Breast cancer in 2007 was the number-one killer of women in the UAE, according to official statistics, with many dying because the stigma surrounding the disease prevents women from seeking early detection. Increased awareness is boosting the number of patients being treated earlier for cancer, says Darwazah.

“In the past oncology was a taboo; people would not go out and say they had breast cancer but with the awareness campaigns that are going on in the Arab world people have started reaching out more and having mammograms. So identification of patients has become more rather than the number of patients. Once that social trend we started seeing growth in the oncology business,” he explains.

As a result, Hikma is ramping up its investments within its oncology division. The company currently has a facility in Jordan manufacturing oral oncology products and a second FDA-approved facility in Germany for oncology injectables. In October, the firm signed a licensing and supply deal to distribute and market the prostate cancer drug Lutrate 1 month in the 23 countries in the MENA region, adding to its already 30-plus oncology drugs. Despite increased demand for cancer drugs, Darwazah admits that it is not easy for Hikma to go head-to-head with some of the world’s more established pharmaceutical firms, such as Switzerland-based Roche, the world’s biggest maker of cancer drugs, and Novartis, which dominates the $6bn market for leukaemia drugs.

“[The industry has been] dominated by big names for the last 20 years so we are witnessing a very severe resistance and a very severe marketing campaign from the oncology business worldwide. There is a certain product that sells $500-$600m in the Arab world from one Swiss company and they are not going to allow you to penetrate the market that easily,” he says. “We have been able to penetrate certain markets in the Arab world with our Imatinib tablets and Zoledronic acid injection; I believe it will be a major product for us going forward.
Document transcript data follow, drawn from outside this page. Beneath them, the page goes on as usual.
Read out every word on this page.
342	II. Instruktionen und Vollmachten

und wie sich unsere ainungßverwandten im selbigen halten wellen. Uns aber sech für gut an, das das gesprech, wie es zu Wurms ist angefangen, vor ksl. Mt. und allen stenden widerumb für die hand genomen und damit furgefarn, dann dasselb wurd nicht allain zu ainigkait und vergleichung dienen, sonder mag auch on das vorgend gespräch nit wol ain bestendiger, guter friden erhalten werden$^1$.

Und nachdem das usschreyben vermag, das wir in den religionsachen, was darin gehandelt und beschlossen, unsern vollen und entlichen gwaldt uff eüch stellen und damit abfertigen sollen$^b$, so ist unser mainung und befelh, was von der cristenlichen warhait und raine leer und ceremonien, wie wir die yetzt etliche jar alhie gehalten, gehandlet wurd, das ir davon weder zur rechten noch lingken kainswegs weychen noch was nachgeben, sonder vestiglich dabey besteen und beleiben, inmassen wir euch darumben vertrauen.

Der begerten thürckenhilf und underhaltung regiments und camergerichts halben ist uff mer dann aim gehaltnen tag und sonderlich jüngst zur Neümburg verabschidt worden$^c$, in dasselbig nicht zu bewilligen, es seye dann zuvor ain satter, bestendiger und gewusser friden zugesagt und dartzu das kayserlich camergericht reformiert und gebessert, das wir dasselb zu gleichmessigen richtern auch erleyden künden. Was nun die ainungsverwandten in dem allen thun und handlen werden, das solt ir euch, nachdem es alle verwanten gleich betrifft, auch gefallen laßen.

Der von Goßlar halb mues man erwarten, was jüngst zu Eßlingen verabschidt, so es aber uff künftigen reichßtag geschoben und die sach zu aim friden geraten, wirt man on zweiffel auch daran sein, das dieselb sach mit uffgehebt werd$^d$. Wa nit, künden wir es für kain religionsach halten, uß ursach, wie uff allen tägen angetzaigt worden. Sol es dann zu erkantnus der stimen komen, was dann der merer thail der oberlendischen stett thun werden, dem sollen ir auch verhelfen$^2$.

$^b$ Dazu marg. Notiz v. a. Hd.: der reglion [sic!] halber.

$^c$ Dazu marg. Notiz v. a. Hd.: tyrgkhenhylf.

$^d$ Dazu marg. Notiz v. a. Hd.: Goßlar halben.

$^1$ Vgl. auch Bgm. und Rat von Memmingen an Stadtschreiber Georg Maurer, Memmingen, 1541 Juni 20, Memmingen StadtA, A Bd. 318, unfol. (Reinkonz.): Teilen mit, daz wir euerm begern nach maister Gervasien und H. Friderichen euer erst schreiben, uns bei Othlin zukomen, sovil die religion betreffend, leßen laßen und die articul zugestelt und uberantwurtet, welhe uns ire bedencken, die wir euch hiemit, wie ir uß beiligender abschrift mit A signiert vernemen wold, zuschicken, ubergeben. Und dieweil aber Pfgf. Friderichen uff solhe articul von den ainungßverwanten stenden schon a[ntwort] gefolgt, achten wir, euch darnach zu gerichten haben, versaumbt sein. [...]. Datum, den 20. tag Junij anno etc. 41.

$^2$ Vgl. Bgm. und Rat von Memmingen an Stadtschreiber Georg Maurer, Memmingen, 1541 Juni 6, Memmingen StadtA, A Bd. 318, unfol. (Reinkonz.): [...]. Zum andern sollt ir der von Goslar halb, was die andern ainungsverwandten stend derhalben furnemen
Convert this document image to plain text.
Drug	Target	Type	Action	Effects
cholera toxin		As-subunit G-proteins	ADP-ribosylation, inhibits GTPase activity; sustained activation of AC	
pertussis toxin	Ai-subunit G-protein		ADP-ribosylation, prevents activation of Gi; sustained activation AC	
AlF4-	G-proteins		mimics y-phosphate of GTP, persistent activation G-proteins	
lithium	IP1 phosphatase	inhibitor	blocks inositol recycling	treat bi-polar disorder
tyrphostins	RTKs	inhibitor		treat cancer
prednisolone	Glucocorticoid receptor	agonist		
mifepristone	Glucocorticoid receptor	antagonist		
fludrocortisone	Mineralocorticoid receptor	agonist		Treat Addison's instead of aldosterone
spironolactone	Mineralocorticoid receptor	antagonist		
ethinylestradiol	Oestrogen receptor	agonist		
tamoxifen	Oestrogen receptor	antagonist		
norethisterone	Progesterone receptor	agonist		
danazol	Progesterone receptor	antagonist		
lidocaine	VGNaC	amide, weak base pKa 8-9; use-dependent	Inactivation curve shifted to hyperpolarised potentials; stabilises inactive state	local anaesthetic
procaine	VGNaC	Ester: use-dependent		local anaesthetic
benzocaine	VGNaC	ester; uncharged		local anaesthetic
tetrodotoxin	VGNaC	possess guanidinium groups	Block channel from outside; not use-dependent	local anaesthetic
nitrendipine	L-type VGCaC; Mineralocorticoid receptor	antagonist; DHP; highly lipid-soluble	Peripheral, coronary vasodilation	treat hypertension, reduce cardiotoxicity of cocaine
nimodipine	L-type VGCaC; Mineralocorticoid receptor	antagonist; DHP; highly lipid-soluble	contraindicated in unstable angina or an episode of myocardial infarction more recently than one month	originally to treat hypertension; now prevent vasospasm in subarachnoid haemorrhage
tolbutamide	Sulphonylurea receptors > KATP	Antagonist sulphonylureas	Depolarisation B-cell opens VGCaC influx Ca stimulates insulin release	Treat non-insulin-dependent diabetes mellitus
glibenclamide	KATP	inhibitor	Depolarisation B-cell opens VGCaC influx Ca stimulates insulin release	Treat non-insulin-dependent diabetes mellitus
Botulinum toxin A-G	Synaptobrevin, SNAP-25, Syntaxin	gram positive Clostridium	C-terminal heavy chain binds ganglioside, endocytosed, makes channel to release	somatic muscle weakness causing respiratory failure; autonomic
Oncology I would imagine during the next ten years it will go up ten to fifteen percent of our business in the MENA region,” he adds.

Unlike many of its international competitors, Hikma says much of its strength lies in the fact it is a locally based company and that it doesn’t simply leave a country during difficult periods. Hikma continued to distribute medical supplies during the Libyan revolution last year and has dispensed much-needed equipment to hospitals and doctors throughout all of Lebanon’s political turmoil over the last few decades, says Darwazah.

“The difference between multinationals and Hikma is that we’re born here; we were raised here and we’re upgrading here so we are putting our money where our mouth is… During the last 25 years I have witnessed more than eight wars and during these eight wars we have never quit a market; we continue to do business. Other multinationals during crises have shut down their operations; they evacuate [but] we don’t do that,” he says. As a result many regional governments are now turning to Hikma to help them rebuild their medical facilities and supply medical equipment. In Libya, for example, Hikma has tripled its sales over the last year, having been one of the first foreign companies to negotiate with Libya post-Gaddafi regime and securing two orders worth a total of $10m. “This year we are going to have nearly triple the sales we had last year [in Libya]. Last year it was in the rate of $10m so this year we are expecting some growth there,” he says.

The Arab world might not be leading the market in medical spending but it looks like that may be a thing of the past.